Over the next week, 20,000 Pfizer appointments will be prioritised for construction workers and there will be unlimited access to the AstraZeneca vaccine.
Construction, Mining, Forestry and Energy Union (CFMEU) Victorian secretary John Setka said workers should be encouraged to get the jab without mandates, and he believed in "freedom of choice".
"I don't support anything being compulsory," he said.
He said he disagreed with any suggestion worksites were not complying with public health orders and was concerned about the compliance blitz underway in Victoria.
"I'm not denying there is some people who are probably flouting the rules, like you get everywhere else," he said.
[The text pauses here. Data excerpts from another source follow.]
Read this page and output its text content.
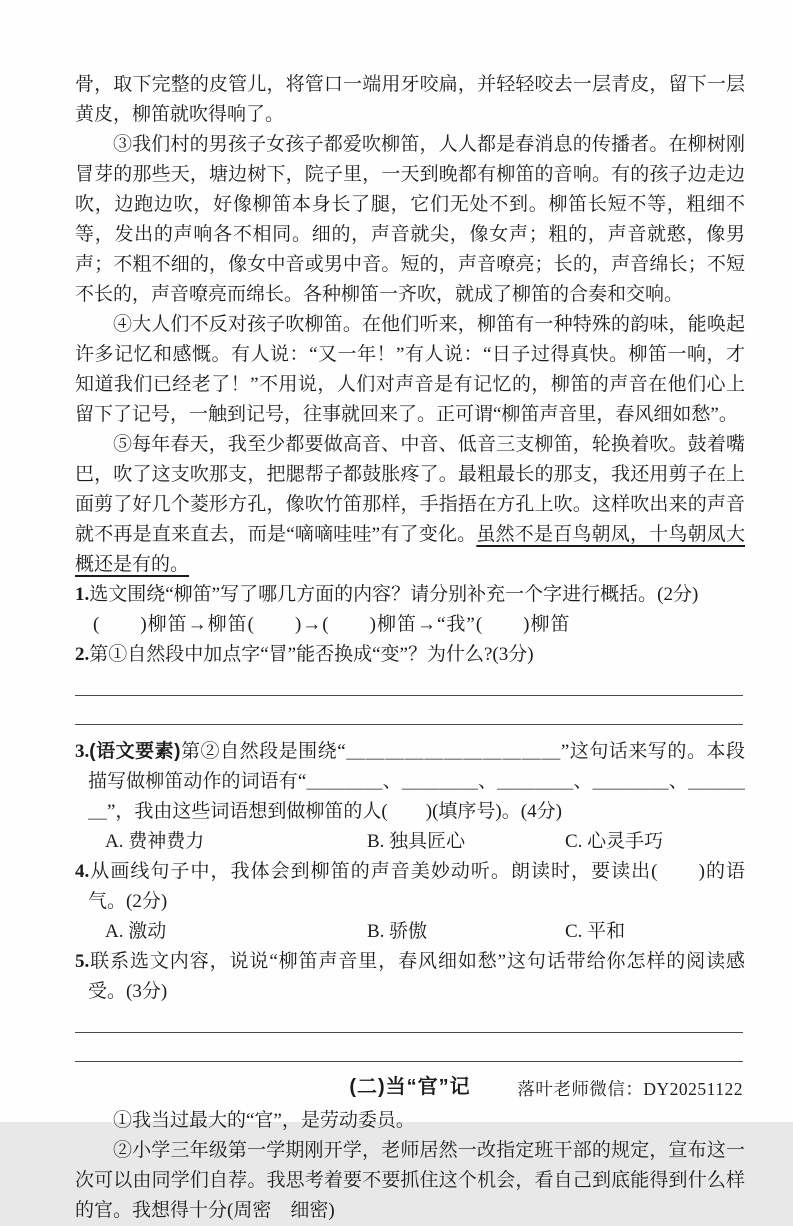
骨，取下完整的皮管儿，将管口一端用牙咬扁，并轻轻咬去一层青皮，留下一层黄皮，柳笛就吹得响了。

③我们村的男孩子女孩子都爱吹柳笛，人人都是春消息的传播者。在柳树刚冒芽的那些天，塘边树下，院子里，一天到晚都有柳笛的音响。有的孩子边走边吹，边跑边吹，好像柳笛本身长了腿，它们无处不到。柳笛长短不等，粗细不等，发出的声响各不相同。细的，声音就尖，像女声；粗的，声音就憨，像男声；不粗不细的，像女中音或男中音。短的，声音嘹亮；长的，声音绵长；不短不长的，声音嘹亮而绵长。各种柳笛一齐吹，就成了柳笛的合奏和交响。

④大人们不反对孩子吹柳笛。在他们听来，柳笛有一种特殊的韵味，能唤起许多记忆和感慨。有人说：“又一年！”有人说：“日子过得真快。柳笛一响，才知道我们已经老了！”不用说，人们对声音是有记忆的，柳笛的声音在他们心上留下了记号，一触到记号，往事就回来了。正可谓“柳笛声音里，春风细如愁”。

⑤每年春天，我至少都要做高音、中音、低音三支柳笛，轮换着吹。鼓着嘴巴，吹了这支吹那支，把腮帮子都鼓胀疼了。最粗最长的那支，我还用剪子在上面剪了好几个菱形方孔，像吹竹笛那样，手指捂在方孔上吹。这样吹出来的声音就不再是直来直去，而是“嘀嘀哇哇”有了变化。虽然不是百鸟朝凤，十鸟朝凤大概还是有的。

1.选文围绕“柳笛”写了哪几方面的内容？请分别补充一个字进行概括。(2分)
(　　)柳笛→柳笛(　　)→(　　)柳笛→“我”(　　)柳笛
2.第①自然段中加点字“冒”能否换成“变”？为什么?(3分)
3.(语文要素)第②自然段是围绕“＿＿＿＿＿＿＿＿＿＿＿”这句话来写的。本段描写做柳笛动作的词语有“＿＿＿＿、＿＿＿＿、＿＿＿＿、＿＿＿＿、＿＿＿＿”，我由这些词语想到做柳笛的人(　　)(填序号)。(4分)
A. 费神费力	B. 独具匠心	C. 心灵手巧
4.从画线句子中，我体会到柳笛的声音美妙动听。朗读时，要读出(　　)的语气。(2分)
A. 激动	B. 骄傲	C. 平和
5.联系选文内容，说说“柳笛声音里，春风细如愁”这句话带给你怎样的阅读感受。(3分)
(二)当“官”记

①我当过最大的“官”，是劳动委员。

②小学三年级第一学期刚开学，老师居然一改指定班干部的规定，宣布这一次可以由同学们自荐。我思考着要不要抓住这个机会，看自己到底能得到什么样的官。我想得十分(周密　细密)

落叶老师微信：DY20251122
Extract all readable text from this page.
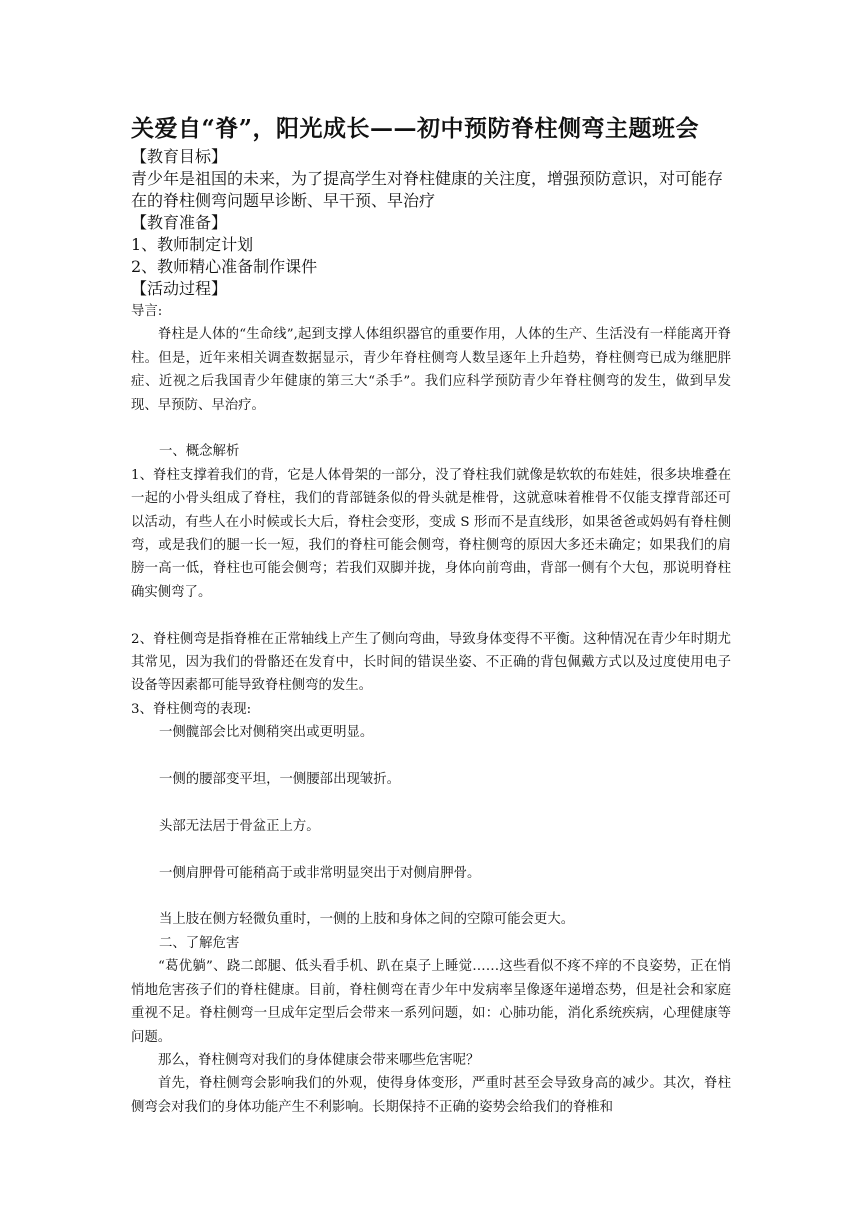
关爱自“脊”，阳光成长——初中预防脊柱侧弯主题班会

【教育目标】

青少年是祖国的未来，为了提高学生对脊柱健康的关注度，增强预防意识，对可能存在的脊柱侧弯问题早诊断、早干预、早治疗

【教育准备】

1、教师制定计划

2、教师精心准备制作课件

【活动过程】

导言:

脊柱是人体的“生命线”,起到支撑人体组织器官的重要作用，人体的生产、生活没有一样能离开脊柱。但是，近年来相关调查数据显示，青少年脊柱侧弯人数呈逐年上升趋势，脊柱侧弯已成为继肥胖症、近视之后我国青少年健康的第三大“杀手”。我们应科学预防青少年脊柱侧弯的发生，做到早发现、早预防、早治疗。

一、概念解析

1、脊柱支撑着我们的背，它是人体骨架的一部分，没了脊柱我们就像是软软的布娃娃，很多块堆叠在一起的小骨头组成了脊柱，我们的背部链条似的骨头就是椎骨，这就意味着椎骨不仅能支撑背部还可以活动，有些人在小时候或长大后，脊柱会变形，变成 S 形而不是直线形，如果爸爸或妈妈有脊柱侧弯，或是我们的腿一长一短，我们的脊柱可能会侧弯，脊柱侧弯的原因大多还未确定；如果我们的肩膀一高一低，脊柱也可能会侧弯；若我们双脚并拢，身体向前弯曲，背部一侧有个大包，那说明脊柱确实侧弯了。

2、脊柱侧弯是指脊椎在正常轴线上产生了侧向弯曲，导致身体变得不平衡。这种情况在青少年时期尤其常见，因为我们的骨骼还在发育中，长时间的错误坐姿、不正确的背包佩戴方式以及过度使用电子设备等因素都可能导致脊柱侧弯的发生。

3、脊柱侧弯的表现:

一侧髋部会比对侧稍突出或更明显。

一侧的腰部变平坦，一侧腰部出现皱折。

头部无法居于骨盆正上方。

一侧肩胛骨可能稍高于或非常明显突出于对侧肩胛骨。

当上肢在侧方轻微负重时，一侧的上肢和身体之间的空隙可能会更大。

二、了解危害

“葛优躺”、跷二郎腿、低头看手机、趴在桌子上睡觉……这些看似不疼不痒的不良姿势，正在悄悄地危害孩子们的脊柱健康。目前，脊柱侧弯在青少年中发病率呈像逐年递增态势，但是社会和家庭重视不足。脊柱侧弯一旦成年定型后会带来一系列问题，如：心肺功能，消化系统疾病，心理健康等问题。

那么，脊柱侧弯对我们的身体健康会带来哪些危害呢？

首先，脊柱侧弯会影响我们的外观，使得身体变形，严重时甚至会导致身高的减少。其次，脊柱侧弯会对我们的身体功能产生不利影响。长期保持不正确的姿势会给我们的脊椎和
"We have not had massive outbreaks in the construction industry because most people are following the rules."
Rebecca Casson from the Masters Builders Association said mandatory vaccines could be the best way to move the industry forward.
"Building and construction is absolutely vital to the Victorian economy and we need to get it moving as quickly as possible," she said.
Crown floats mandatory vaccination plan
It employs 20,000 people at its resorts and casinos in Australia.
Crown Melbourne and Crown Resorts chief executive Steve McCann said 60 per cent of the company's employees had already received at least one dose of vaccine.
"This is about protecting every Australian. We want to create a safe environment for people to come to work, and also for our guests to come to enjoy themselves," he said in a statement.
Crown said it was consulting its employees about the potential move.